Interview in dieser Zeitung

Auslöser der Streits ist ein Interview von Landeswirtschaftsministerin Nicole Hoffmeister-Kraut mit dieser Zeitung. Darin hatte die CDU-Politikerin kritisiert, dass „die Kommunen zu einem großen Teil keine verlässlichen Zahlen über die Belegung haben, obwohl sie diese überwachen müssen“. Das Ministerium werde ihnen deshalb ein IT-Verfahren anbieten, mit dem sie Sozialwohnungen erfassen und überprüfen könnten. Allerdings gehe sie davon aus, dass „die allermeisten öffentlich geförderten Wohnungen auch von Personen bewohnt werden, die Anspruch darauf haben.“

Zahl der betroffenen Wohnungen umstritten

Der Hausbesitzerverein nahm diesen Vorstoß auf. Angesichts des Mangels an Sozialwohnungen müsse die Kontrolle von preisgebundenem Wohnraum intensiviert werden. „Es ist nicht hinnehmbar, dass die Kommunen bei diesem Problem immer noch wegsehen“, sagt Lang, der auch der Stuttgarter Stadtverwaltung Untätigkeit vorwirft. „Wir haben schon vor zwei Jahren den Vorschlag gemacht, die Zahl der Fehlbeleger systematisch zu erheben, ohne dass sich etwas getan hätte“, so Lang. Gerade bei knapper werdenden Sozialwohnungen müsse darauf geachtet werden, dass „vornehmlich die wirklich Bedürftigen gefördert werden“. Nach Einschätzungen von Haus & Grund sind in Stuttgart 4000 bis 7000 Wohnungen von Fehlbelegern genutzt. „Daher muss die Stadt endlich erheben, wie viele der aktuell gerade noch 14 000 Sozialwohnungen denn überhaupt für einkommensschwächere Personenkreise zur Verfügung stehen“, fordert Lang. Zudem verlangt Haus & Grund, dass die bis 2007 gültige Fehlbelegungsabgabe von der Landesregierung wieder eingeführt wird. Grün-Schwarz in Stuttgart müsse sich ein Beispiel nehmen an Schwarz-Grün in Frankfurt: In Hessen müssen seit 2016 Mieter einer Sozialwohnung eine Abgabe bezahlen, wenn ihr Einkommen die zulässigen Grenzen um 20 Prozent übersteigt.

Rathaus widerspricht Haus & Grund

Im Rathaus rechnet man indes nicht damit, dass in Baden-Württemberg eine Fehlbelegungsabgabe eingeführt wird. „Aus unserer Sicht ist derzeit nicht erkenntlich, dass das Land entsprechende Überlegungen anstellt“, weist Föll die Forderung zurück.

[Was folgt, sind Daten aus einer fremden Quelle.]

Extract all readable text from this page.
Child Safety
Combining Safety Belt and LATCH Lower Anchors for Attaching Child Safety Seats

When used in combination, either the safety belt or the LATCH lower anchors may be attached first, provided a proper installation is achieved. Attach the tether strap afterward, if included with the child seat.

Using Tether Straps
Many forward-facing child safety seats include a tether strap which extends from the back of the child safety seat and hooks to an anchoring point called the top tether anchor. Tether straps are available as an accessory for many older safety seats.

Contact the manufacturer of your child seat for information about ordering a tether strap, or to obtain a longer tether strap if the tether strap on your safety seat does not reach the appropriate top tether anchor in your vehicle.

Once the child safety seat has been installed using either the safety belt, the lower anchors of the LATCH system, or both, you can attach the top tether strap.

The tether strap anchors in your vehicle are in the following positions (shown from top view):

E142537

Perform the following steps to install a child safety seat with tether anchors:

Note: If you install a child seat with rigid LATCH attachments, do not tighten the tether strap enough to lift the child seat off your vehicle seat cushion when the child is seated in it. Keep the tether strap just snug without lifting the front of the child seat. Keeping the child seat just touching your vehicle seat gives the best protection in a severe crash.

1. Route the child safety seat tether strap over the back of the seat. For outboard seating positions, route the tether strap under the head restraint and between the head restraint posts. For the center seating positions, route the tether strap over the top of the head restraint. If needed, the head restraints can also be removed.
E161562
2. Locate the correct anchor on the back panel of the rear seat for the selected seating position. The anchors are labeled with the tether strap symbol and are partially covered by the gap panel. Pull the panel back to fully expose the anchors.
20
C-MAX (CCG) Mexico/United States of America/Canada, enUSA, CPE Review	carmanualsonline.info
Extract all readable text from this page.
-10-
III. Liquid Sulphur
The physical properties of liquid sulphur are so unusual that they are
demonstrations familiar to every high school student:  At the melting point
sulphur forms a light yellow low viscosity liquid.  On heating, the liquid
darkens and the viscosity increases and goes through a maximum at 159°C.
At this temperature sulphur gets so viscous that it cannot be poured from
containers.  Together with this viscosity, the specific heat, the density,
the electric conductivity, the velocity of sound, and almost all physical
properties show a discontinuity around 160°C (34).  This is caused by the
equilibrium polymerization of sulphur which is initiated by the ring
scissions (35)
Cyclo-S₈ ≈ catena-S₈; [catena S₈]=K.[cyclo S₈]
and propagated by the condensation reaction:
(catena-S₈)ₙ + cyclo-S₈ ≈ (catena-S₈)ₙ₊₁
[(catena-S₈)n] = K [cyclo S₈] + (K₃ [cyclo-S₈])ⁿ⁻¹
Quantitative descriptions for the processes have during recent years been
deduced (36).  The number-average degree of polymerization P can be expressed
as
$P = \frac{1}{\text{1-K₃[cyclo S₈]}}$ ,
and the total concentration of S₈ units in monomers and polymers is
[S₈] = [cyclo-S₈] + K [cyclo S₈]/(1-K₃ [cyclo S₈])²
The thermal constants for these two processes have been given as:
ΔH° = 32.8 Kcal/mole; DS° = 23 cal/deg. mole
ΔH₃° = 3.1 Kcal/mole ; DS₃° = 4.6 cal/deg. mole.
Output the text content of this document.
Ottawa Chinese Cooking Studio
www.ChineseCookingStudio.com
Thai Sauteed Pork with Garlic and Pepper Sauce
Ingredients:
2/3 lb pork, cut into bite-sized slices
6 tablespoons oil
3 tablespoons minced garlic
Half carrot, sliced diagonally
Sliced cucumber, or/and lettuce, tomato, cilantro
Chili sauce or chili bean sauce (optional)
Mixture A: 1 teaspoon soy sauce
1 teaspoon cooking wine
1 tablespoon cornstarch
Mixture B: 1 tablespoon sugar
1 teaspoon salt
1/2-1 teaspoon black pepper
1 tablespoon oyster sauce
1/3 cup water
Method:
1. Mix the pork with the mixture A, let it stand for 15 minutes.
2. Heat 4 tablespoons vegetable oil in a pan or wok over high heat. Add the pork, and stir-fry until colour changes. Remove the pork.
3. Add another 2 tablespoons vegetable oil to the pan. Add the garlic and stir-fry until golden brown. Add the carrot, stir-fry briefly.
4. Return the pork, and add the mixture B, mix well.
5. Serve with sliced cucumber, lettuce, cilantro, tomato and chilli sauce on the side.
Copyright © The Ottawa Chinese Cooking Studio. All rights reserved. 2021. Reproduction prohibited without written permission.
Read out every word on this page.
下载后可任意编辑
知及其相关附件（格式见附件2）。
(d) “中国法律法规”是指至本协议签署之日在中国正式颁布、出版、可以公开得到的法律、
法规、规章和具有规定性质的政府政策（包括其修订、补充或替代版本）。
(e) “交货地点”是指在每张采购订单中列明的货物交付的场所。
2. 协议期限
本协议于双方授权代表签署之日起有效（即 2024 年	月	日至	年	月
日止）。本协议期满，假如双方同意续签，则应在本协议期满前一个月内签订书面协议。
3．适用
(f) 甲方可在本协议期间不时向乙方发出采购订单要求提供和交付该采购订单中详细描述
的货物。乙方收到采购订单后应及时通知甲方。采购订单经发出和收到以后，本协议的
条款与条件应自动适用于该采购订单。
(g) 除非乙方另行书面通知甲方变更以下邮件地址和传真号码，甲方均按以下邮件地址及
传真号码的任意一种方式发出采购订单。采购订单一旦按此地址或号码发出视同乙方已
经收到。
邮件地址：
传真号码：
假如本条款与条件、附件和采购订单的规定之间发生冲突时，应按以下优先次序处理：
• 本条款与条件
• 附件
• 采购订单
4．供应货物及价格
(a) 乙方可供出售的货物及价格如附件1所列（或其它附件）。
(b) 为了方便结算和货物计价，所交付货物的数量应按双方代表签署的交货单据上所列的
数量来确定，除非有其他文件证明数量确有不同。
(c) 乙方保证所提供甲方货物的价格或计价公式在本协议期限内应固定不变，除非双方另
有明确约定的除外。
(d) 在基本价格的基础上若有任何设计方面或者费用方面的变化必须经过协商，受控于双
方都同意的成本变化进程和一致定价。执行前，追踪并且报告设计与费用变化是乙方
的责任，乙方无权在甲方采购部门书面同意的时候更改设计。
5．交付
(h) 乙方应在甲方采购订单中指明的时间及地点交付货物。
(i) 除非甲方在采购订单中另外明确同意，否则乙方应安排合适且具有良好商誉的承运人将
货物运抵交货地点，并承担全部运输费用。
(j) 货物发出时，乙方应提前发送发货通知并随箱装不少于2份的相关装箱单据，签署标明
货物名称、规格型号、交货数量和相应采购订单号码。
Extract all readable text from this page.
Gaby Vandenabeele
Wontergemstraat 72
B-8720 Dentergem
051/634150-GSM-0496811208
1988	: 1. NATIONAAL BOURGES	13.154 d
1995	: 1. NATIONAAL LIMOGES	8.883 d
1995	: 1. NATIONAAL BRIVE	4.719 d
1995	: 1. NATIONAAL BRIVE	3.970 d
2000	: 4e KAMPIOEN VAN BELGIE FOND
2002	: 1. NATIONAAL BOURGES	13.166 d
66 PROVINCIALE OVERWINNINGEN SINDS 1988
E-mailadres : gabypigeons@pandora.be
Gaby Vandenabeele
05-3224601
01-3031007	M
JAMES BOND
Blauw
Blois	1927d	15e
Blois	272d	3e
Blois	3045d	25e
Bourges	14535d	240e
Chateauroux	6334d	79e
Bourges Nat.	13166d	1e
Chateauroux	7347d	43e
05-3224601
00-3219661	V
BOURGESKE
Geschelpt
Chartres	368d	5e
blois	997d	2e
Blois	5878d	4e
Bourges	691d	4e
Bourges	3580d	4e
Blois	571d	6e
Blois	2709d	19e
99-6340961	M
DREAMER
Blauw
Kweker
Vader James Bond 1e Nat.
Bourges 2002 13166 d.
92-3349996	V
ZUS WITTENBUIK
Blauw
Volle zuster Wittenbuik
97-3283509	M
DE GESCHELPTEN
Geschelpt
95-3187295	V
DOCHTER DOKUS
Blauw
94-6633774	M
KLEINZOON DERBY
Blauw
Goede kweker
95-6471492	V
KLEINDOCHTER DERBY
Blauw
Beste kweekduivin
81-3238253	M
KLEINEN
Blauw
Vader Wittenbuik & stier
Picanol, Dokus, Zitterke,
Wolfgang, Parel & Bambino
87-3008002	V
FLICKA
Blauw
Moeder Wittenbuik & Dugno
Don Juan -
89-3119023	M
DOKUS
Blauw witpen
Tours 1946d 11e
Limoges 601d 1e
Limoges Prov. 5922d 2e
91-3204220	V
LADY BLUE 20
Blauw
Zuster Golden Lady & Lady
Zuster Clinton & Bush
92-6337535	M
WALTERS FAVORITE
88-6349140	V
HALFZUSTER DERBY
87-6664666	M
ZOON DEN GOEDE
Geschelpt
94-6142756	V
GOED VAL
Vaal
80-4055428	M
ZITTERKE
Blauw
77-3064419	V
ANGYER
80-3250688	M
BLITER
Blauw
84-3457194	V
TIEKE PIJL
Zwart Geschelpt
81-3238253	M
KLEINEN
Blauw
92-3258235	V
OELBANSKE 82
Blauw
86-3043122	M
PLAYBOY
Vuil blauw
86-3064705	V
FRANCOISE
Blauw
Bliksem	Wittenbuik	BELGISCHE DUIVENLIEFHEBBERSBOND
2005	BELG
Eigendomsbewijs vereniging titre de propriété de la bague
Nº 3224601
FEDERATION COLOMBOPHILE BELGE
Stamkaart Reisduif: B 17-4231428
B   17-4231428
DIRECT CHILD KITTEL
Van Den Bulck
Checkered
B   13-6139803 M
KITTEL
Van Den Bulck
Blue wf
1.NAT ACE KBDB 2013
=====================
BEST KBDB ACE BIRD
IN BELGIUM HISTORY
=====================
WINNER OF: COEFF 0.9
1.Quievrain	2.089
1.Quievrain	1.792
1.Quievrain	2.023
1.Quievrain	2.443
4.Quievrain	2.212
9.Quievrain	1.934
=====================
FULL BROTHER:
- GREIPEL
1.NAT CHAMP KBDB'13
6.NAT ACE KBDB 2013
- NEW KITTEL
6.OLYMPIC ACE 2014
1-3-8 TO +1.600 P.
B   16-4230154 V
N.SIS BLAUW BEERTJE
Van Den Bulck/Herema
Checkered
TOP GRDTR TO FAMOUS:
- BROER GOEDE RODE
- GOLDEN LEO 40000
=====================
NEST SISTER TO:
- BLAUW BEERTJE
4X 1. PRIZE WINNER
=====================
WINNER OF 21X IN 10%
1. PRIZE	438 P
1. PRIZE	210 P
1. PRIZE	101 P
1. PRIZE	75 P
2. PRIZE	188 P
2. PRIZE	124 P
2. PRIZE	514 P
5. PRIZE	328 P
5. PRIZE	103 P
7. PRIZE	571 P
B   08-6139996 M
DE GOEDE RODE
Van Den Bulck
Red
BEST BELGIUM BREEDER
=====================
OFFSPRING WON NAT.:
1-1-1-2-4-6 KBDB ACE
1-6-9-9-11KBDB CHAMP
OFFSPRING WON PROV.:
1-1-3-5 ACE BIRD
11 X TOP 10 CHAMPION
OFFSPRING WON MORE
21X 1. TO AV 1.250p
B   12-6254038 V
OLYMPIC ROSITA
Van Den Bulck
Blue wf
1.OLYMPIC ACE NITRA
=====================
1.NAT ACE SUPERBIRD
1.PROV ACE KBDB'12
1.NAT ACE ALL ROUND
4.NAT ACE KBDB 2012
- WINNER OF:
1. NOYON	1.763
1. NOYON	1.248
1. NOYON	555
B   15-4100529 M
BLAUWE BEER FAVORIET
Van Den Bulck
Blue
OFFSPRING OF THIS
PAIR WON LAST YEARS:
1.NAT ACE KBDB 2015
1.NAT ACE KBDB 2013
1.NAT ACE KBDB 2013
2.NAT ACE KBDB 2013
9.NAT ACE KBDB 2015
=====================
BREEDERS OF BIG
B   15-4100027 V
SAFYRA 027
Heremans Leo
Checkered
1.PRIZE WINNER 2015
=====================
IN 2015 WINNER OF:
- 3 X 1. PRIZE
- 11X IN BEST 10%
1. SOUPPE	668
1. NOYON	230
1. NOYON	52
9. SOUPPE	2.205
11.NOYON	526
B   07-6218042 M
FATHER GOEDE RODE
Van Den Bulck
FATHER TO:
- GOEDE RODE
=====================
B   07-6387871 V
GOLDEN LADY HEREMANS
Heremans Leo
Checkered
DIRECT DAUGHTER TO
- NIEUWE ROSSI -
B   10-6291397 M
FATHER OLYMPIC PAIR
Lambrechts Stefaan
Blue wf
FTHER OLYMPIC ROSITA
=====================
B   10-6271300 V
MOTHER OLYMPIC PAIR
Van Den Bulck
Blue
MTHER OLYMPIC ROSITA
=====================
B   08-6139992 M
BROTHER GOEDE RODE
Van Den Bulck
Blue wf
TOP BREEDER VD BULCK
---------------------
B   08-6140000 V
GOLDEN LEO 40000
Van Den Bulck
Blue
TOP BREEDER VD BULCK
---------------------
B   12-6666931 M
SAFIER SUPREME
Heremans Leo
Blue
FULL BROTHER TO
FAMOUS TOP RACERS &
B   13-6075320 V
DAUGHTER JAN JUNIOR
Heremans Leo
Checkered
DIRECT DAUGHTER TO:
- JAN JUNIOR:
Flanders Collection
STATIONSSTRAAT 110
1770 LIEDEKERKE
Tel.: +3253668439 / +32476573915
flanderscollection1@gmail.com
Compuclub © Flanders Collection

Auch die von Haus & Grund genannte Zahl von 4000 bis 7000 Fehlbelegern „erscheint uns deutlich zu hoch gegriffen“. Bei der Stadt würde die Belegungen der Sozialwohnungen „akribisch überwacht“. Sobald eine derartige Wohnung als frei gemeldet werde, erfolge die Belegung mit Berechtigten: beim Ein-Personen-Haushalt gilt als Grenze ein Jahresbruttoeinkommen von 21 730 Euro hat (zwei Personen: 28 885 Euro, drei Personen: 37 270 Euro, vier Personen: 45 655 Euro). Fehlbelegungen seien zwar nicht auszuschließen, wenn sich die Einkommenssituation ändere, allerdings werde durch die Abgabe die Wohnung nicht frei, sie bringe „in erster Linie Geld für die Kommune".

Ziel: Günstige Sozialstruktur

Allerdings hat Föll auch ganz grundsätzliche Bedenken gegen die Fehlbelegungsabgabe. Sie habe „dazu beigetragen“, so der Bürgermeister, „dass die Sozialstrukturen in den Quartieren mit Sozialwohnungen sich sehr ungünstig entwickelt haben“. Ziel der Stadt sei aber neben der Erhöhung des Bestands an geförderten Wohnungen, „gemischte Stadtquartiere zu etablieren“. So sieht das auch Udo Casper, Geschäftsführer des Mieterbunds Baden-Württemberg. Die Debatte wertet er eher „als Ablenkungsmanöver von dem Umstand, dass zu wenig Wohnungen gebaut werden“.